You MUST sign up through a rakeback site like Part Time Poker to get rakeback from Full Tilt Poker.
What is Rakeback?
All poker rooms take a small cut of each pot, called the 'rake'. Some rooms offer 'rakeback', where they return part of the rake you pay, as a way to attract players. Still have questions? Watch this brief video explaining rakeback.
How Much Can I Make?
Full Tilt rakeback payments amount to tens of thousands of dollars a year for our top FullTilt Rakeback players. Typical payments can amount to anywhere from hundreds to tens of thousands of dollars a year. Use our rakeback calculator to estimate how a rakeback deal could be worth for you.
Why Get Rakeback Through PTP?
Three words: Reputation, Rates and Rewards. We've paid millions in rakeback to thousands of players, offer the highest rakeback rates available and have a rewards program that lets you earn merchandise on top of your rakeback payments.
I Already Have an Account at Full Tilt. Can I Still Get Full Tilt Rakeback?
Generally speaking, no. Use our existing account form to the left for information on how to submit your existing Full Tilt Poker account for consideration.
How Does Full Tilt Poker Compare to Other Rakeback Deals?
Full Tilt rakeback is generally regarded to be the best direct rakeback deal among all major rooms. Pokerstars rakeback doesn't exist - the room pays internally via their VIP program - and other major rooms also don't offer rakeback, such as Party Poker (no rakeback at Party Poker). Titan Poker rakeback isn't really available, and Titan doesn't allow US players, so when it comes to online poker rakeback, Full Tilt rakeback is one of the best -if not the best - poker rakeback deal available online.
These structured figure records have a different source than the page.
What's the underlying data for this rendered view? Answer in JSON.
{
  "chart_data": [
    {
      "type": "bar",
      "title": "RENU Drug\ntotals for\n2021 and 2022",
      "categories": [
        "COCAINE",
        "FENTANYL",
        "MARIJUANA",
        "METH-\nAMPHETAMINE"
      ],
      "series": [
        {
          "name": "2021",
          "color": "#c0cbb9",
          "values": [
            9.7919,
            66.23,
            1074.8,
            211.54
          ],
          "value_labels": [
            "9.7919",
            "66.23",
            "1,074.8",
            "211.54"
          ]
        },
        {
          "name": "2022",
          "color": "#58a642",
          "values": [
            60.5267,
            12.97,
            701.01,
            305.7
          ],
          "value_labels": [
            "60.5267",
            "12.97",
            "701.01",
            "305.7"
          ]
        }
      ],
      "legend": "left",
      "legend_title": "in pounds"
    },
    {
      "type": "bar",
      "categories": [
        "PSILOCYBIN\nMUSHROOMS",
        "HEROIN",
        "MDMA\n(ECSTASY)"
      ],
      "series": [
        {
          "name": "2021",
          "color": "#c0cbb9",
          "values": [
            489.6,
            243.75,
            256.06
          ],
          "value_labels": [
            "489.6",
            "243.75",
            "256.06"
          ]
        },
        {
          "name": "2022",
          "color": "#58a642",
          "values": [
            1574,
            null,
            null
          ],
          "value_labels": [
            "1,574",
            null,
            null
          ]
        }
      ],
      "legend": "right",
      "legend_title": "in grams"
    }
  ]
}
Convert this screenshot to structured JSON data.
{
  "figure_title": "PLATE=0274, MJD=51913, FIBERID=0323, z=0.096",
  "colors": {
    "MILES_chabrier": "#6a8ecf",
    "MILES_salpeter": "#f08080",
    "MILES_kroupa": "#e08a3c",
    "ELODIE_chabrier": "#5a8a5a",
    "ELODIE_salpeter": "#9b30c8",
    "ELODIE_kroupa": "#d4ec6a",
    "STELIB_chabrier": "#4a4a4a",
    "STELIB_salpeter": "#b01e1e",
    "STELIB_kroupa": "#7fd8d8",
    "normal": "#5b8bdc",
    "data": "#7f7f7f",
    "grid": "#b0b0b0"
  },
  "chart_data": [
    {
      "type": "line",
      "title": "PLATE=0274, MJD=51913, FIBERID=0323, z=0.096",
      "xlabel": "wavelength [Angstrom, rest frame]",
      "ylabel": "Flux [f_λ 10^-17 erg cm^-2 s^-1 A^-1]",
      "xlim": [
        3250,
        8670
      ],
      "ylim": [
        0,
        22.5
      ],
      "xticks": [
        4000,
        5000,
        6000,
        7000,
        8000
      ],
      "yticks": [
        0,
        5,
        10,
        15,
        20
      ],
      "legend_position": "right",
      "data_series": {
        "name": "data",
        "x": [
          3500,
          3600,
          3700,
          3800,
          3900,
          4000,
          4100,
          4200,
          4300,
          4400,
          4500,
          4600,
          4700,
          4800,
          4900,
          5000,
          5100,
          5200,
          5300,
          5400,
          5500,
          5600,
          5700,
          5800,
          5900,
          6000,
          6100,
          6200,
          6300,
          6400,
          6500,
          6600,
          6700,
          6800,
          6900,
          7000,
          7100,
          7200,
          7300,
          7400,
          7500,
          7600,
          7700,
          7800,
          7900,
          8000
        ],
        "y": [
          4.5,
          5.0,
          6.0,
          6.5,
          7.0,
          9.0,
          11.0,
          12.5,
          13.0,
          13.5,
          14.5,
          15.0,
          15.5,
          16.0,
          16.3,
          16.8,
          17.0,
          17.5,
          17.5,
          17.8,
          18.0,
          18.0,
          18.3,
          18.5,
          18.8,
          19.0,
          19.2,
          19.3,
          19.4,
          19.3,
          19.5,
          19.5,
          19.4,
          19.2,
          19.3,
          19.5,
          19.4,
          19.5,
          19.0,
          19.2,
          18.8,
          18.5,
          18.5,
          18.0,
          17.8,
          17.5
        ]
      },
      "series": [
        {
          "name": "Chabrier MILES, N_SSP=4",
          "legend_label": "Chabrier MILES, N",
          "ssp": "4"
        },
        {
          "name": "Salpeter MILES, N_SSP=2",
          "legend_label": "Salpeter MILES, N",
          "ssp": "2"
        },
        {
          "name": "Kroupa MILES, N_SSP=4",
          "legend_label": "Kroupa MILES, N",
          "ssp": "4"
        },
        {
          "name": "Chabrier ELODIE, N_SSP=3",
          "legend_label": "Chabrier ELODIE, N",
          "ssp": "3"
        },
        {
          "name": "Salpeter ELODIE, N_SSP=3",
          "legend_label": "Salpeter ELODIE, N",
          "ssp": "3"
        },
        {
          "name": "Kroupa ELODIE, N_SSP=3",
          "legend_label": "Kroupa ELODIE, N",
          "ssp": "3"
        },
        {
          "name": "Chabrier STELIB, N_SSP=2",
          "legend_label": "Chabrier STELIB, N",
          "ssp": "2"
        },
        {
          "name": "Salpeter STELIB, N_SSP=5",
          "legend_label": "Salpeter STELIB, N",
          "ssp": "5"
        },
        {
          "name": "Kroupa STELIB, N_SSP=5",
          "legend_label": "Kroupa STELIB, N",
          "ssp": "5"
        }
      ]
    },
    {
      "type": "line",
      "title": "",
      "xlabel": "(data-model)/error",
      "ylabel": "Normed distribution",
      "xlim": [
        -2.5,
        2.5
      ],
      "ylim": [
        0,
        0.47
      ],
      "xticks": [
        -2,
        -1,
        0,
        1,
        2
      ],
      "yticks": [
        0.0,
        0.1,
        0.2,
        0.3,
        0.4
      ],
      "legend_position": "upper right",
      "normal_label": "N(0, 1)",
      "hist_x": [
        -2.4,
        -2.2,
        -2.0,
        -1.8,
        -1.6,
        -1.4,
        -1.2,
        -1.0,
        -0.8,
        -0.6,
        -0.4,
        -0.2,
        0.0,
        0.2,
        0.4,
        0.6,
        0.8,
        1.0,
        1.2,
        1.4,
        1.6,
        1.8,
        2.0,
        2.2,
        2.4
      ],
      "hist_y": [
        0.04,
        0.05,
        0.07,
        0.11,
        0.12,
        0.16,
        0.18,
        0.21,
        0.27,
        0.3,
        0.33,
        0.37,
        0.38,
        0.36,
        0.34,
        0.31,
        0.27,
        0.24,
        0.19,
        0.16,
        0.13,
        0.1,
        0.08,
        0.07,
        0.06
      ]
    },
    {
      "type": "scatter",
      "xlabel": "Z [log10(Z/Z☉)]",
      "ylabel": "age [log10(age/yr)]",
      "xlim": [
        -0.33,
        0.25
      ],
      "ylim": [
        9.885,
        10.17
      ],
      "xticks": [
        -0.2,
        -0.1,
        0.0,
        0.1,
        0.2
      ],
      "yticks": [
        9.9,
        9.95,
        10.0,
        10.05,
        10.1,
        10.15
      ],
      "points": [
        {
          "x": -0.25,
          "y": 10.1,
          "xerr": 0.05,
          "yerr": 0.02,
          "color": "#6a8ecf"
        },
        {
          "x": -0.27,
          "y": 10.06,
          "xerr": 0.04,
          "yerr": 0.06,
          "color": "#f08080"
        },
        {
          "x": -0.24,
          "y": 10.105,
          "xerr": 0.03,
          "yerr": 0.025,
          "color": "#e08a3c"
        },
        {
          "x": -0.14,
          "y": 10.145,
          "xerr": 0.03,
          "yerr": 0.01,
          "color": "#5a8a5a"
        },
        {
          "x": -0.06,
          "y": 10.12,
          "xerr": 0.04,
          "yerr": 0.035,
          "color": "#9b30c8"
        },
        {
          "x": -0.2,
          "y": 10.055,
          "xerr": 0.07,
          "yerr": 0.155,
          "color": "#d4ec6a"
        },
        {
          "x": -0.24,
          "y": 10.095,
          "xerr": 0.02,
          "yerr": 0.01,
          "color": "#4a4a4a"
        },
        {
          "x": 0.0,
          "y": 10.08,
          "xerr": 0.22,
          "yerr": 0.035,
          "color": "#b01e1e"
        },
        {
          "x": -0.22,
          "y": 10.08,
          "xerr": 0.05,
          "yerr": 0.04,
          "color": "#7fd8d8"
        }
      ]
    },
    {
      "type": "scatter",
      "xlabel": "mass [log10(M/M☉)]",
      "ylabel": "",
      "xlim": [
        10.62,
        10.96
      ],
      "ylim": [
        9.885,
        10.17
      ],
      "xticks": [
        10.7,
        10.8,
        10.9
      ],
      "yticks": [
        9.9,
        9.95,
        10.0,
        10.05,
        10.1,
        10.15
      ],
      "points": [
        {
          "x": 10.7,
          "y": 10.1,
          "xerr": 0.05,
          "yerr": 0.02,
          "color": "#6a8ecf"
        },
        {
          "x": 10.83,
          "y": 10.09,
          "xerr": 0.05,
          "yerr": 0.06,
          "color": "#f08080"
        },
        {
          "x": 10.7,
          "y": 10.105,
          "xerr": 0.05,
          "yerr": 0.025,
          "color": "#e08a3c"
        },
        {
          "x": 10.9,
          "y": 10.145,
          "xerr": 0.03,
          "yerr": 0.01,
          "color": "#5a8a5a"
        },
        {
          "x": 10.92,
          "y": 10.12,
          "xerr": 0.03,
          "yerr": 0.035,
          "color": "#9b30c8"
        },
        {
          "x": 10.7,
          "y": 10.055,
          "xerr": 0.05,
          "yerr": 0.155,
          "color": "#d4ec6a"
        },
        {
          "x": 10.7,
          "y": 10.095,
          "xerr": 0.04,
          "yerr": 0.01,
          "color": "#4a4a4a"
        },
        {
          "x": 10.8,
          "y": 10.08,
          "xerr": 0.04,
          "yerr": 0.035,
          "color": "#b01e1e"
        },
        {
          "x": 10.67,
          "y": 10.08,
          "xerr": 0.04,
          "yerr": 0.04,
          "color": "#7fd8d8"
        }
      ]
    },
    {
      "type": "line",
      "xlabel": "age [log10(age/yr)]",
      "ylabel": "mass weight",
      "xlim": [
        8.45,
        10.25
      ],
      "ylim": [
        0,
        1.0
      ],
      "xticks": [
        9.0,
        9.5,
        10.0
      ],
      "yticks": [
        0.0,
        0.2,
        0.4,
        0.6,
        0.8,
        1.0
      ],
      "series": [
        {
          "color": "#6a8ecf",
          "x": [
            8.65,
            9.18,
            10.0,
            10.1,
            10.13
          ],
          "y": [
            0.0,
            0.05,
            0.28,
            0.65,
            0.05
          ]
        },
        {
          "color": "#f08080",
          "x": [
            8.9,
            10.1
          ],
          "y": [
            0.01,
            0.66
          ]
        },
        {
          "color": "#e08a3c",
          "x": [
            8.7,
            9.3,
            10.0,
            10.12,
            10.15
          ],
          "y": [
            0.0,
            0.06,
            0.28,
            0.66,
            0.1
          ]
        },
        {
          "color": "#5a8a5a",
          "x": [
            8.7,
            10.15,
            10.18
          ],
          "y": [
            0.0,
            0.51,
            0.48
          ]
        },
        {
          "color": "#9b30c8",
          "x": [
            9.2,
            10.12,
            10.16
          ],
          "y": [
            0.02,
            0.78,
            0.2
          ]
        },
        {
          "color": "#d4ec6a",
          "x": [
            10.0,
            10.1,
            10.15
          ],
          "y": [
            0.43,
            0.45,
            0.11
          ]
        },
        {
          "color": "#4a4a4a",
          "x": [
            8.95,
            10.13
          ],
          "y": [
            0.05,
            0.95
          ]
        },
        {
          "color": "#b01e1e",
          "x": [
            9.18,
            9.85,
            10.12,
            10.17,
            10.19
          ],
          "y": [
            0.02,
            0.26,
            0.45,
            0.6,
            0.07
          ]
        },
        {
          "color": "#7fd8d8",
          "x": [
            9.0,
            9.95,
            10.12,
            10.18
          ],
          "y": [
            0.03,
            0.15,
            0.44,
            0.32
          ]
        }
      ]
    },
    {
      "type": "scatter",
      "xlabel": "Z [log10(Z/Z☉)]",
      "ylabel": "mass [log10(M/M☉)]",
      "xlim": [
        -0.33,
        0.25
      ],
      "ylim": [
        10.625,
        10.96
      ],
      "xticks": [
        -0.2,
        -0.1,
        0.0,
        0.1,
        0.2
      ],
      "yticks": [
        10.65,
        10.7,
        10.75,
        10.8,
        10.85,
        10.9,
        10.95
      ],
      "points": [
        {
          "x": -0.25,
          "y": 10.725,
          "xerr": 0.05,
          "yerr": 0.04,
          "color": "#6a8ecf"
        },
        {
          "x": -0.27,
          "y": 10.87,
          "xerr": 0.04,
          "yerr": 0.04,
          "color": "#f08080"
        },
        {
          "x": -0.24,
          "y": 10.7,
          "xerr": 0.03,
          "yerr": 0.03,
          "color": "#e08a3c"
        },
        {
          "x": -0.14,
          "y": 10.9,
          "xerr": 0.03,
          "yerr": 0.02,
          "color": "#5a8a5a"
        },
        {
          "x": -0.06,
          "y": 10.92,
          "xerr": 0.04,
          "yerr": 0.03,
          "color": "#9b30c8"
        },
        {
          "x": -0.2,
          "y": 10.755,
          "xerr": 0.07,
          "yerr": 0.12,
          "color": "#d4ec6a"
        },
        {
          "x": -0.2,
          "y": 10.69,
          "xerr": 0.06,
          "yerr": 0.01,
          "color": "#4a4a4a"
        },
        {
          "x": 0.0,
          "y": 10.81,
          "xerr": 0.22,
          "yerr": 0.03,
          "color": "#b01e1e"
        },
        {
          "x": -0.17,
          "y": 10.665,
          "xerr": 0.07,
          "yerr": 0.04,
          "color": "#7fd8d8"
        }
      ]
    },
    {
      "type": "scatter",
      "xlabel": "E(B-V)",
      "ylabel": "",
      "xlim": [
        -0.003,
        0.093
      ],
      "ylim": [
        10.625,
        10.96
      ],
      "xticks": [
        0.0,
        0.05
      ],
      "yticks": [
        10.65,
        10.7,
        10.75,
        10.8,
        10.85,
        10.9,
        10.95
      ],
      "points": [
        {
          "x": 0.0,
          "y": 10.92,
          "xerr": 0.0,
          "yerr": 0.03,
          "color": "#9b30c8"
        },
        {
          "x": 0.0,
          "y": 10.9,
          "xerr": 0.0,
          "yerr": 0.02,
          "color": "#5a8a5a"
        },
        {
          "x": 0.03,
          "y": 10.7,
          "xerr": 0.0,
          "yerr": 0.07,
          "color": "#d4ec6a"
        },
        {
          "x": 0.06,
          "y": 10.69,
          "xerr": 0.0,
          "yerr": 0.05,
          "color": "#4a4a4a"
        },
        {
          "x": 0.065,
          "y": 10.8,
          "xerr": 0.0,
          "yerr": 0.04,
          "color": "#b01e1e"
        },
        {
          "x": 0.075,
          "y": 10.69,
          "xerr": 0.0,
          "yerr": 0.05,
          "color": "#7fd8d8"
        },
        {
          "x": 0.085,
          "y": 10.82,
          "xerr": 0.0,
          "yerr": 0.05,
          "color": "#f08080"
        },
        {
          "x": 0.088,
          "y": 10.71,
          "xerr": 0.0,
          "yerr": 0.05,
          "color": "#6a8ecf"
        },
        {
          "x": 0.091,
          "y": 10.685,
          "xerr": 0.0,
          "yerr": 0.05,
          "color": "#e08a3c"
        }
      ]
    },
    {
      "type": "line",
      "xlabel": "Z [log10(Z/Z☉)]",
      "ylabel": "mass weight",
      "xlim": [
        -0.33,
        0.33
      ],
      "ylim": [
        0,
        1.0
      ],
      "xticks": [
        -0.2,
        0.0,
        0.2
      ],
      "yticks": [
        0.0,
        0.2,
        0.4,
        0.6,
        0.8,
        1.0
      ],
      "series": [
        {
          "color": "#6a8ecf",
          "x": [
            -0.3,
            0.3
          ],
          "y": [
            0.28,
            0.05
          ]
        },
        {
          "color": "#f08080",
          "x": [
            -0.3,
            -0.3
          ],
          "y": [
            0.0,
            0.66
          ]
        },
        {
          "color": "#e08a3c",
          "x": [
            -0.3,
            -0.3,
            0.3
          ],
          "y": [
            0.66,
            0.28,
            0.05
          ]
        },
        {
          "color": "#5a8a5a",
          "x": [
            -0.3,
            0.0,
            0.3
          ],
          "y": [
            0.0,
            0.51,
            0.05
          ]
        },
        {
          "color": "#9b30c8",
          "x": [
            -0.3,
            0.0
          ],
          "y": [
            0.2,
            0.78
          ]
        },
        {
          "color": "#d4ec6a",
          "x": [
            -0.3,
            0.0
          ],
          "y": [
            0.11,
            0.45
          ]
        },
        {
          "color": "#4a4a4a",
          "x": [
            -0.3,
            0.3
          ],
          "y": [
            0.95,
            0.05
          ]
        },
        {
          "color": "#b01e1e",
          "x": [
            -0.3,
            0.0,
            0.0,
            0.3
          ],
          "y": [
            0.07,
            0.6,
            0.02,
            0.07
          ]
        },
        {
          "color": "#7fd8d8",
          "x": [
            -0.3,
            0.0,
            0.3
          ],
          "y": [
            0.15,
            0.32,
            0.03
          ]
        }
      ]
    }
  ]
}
How do You Qualify for Rakeback on Full Tilt?
To get rakeback on Full Tilt Poker, just complete the account sign up process. The only condition is that you cannot already have a real-money account at Full Tilt Poker. Use our Full Tilt referral code (rake back qualifying) PTP to sign up and get rakeback.
How do I Register for Rush Rack Back at Full Tilt?
Rush Poker rakeback is the same as Full Tilt rakeback - when you get rake back from Full Tilt Poker, you get your rake paid back on all of your real-money poker play. Also, it's not "rush rack back" or "full tilt rackback" - it's called "rake" back, not "rack" back", named so because the room is giving part of the rake you pay back to you.
Bonus and Rake Back at Full Tilt?
Many people wonder about how the bonus rake Full Tilt works. When you get rakeback at FTP, you can still earn the full deposit bonus on top of that rakeback, so yes - you can get both rake and bonus at FullTilt, and getting both deposit and rakeback bonus on Full Tilt definitely adds serious value for your play.